David Lyles begins most spring mornings on his front porch, quilting and talking to passerby neighbors.
Lyles is a quilter, fashion designer and resident of Chapel Hill’s Northside neighborhood. Originally from Sanford, Lyles came to Chapel Hill 17 years ago to receive medical treatment at UNC Hospitals. Through an affordable housing voucher program, he moved from a men’s shelter on MLK Jr. Boulevard to his current green-shingled home and workshop on West Rosemary Street.
From his front porch, he engages students, neighbors and community members in conversation, sometimes inviting them inside to look at his home quilting studio. He recalled one photography student he had a particularly healing talk with — the next day, her and her mother gifted him a basket of household supplies.
“That’s one thing about this neighborhood — it builds you up and it will take care of you,” Lyles said. “But you gotta let go of some old mess so you can go forward.”
Lyles serves as a mentor for the Marian Cheek Jackson Center’s Linking Generations in the Northside Program, which fosters relationships between elder residents and neighboring UNC students.
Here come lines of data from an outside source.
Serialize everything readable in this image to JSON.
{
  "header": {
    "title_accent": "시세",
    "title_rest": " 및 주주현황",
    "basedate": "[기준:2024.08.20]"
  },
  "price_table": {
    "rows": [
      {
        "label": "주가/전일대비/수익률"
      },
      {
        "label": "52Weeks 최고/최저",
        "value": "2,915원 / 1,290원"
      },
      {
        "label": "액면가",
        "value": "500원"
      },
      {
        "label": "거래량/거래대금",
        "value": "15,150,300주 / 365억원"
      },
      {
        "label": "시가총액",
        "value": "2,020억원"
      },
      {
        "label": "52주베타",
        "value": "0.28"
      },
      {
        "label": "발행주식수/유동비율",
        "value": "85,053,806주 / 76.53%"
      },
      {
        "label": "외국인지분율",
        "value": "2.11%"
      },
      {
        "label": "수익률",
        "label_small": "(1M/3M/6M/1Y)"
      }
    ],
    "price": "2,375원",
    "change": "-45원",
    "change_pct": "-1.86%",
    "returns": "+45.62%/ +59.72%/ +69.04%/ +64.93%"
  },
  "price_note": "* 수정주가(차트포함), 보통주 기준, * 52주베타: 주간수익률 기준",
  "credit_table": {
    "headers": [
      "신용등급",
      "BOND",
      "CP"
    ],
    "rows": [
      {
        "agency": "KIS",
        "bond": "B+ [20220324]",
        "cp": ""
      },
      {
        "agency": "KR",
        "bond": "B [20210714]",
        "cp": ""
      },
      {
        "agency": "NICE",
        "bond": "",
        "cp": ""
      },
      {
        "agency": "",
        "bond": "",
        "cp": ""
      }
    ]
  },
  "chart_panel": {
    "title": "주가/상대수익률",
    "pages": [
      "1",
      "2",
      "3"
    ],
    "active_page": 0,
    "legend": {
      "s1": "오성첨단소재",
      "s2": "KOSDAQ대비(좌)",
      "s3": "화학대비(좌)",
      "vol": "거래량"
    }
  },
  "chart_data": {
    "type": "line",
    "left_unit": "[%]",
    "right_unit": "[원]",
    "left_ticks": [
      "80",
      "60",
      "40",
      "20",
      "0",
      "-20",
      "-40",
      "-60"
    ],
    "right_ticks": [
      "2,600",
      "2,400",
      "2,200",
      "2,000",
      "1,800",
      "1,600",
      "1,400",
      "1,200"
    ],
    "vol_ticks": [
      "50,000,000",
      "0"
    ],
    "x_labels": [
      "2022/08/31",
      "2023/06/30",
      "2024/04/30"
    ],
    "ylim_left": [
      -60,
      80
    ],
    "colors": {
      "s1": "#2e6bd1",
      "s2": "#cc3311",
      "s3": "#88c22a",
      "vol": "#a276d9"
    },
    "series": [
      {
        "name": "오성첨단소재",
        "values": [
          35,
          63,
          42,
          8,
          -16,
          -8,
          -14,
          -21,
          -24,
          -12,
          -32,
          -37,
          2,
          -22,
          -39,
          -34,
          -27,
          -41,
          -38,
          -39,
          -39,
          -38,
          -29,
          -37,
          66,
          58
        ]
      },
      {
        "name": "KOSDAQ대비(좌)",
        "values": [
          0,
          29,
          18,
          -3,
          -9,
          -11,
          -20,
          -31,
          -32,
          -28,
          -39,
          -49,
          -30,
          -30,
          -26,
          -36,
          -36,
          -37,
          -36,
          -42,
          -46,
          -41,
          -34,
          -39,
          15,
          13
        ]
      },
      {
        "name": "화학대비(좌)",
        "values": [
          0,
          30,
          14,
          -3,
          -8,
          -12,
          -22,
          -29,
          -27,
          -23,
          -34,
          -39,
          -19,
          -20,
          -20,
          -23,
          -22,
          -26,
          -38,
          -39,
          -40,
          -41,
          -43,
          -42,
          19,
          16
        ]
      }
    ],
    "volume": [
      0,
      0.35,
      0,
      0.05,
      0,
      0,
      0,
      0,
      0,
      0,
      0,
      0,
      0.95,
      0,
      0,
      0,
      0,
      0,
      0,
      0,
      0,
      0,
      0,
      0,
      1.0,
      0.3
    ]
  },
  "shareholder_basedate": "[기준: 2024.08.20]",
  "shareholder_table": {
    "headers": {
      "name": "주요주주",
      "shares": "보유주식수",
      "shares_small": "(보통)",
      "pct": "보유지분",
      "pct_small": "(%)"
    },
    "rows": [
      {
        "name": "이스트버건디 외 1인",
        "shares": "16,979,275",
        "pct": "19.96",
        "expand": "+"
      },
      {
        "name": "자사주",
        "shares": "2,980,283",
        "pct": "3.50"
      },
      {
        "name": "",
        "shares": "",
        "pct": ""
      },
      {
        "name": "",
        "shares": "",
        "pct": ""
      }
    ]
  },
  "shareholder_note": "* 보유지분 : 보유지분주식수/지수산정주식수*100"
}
The Jackson Center’s latest initiative builds atop the Northside community’s legacy of intergenerational care, Ryan Lavalley, an occupational therapist who heads UNC’s Community Practice Lab, said.
The Jackson Center, founded in 2007, is a community organization dedicated to preserving the stories and securing the futures of Chapel Hill’s historically Black neighborhoods, including Northside, Tin Top and Pine Knolls. Besides Linking Generations in the Northside Program, the Jackson Center’s programming includes an oral history collection from Northside elders, a food distribution center and a land bank which purchases Northside properties to safeguard future generations from gentrification-related displacement. Between 1980 and 2010, the area’s Black population dropped by 40 percent as developers converted historic homes to student rentals, leading to skyrocketing rents that priced out longtime residents and family households.
On Jan. 16, the Carol Woods Retirement Community gave the Jackson Center and Community Practice Lab a $40,000 grant to fund the development of community-led elder care options for Northside residents. Current proposals include creating a respite care center at 308 Lindsay Street and a more intensive community aging hub at 605 Church Street. Respite care is a form of temporary relief for primary caregivers, where other people can take care of their patients for hours at a time.
The Church Street property was formerly home to the New Vision Church of God of Prophecy, while the 308 Lindsay Project honors the legacy of Velma Perry, a community activist who lived in the house for over 90 years.
“We see families who have been here for a really long time — grandparents living with their children and grandchildren,” Lavalley said. "So there’s just this abundance of mutual care that’s already happening. The Northside calls that the triumph of mutual care, and that’s where we want to start.”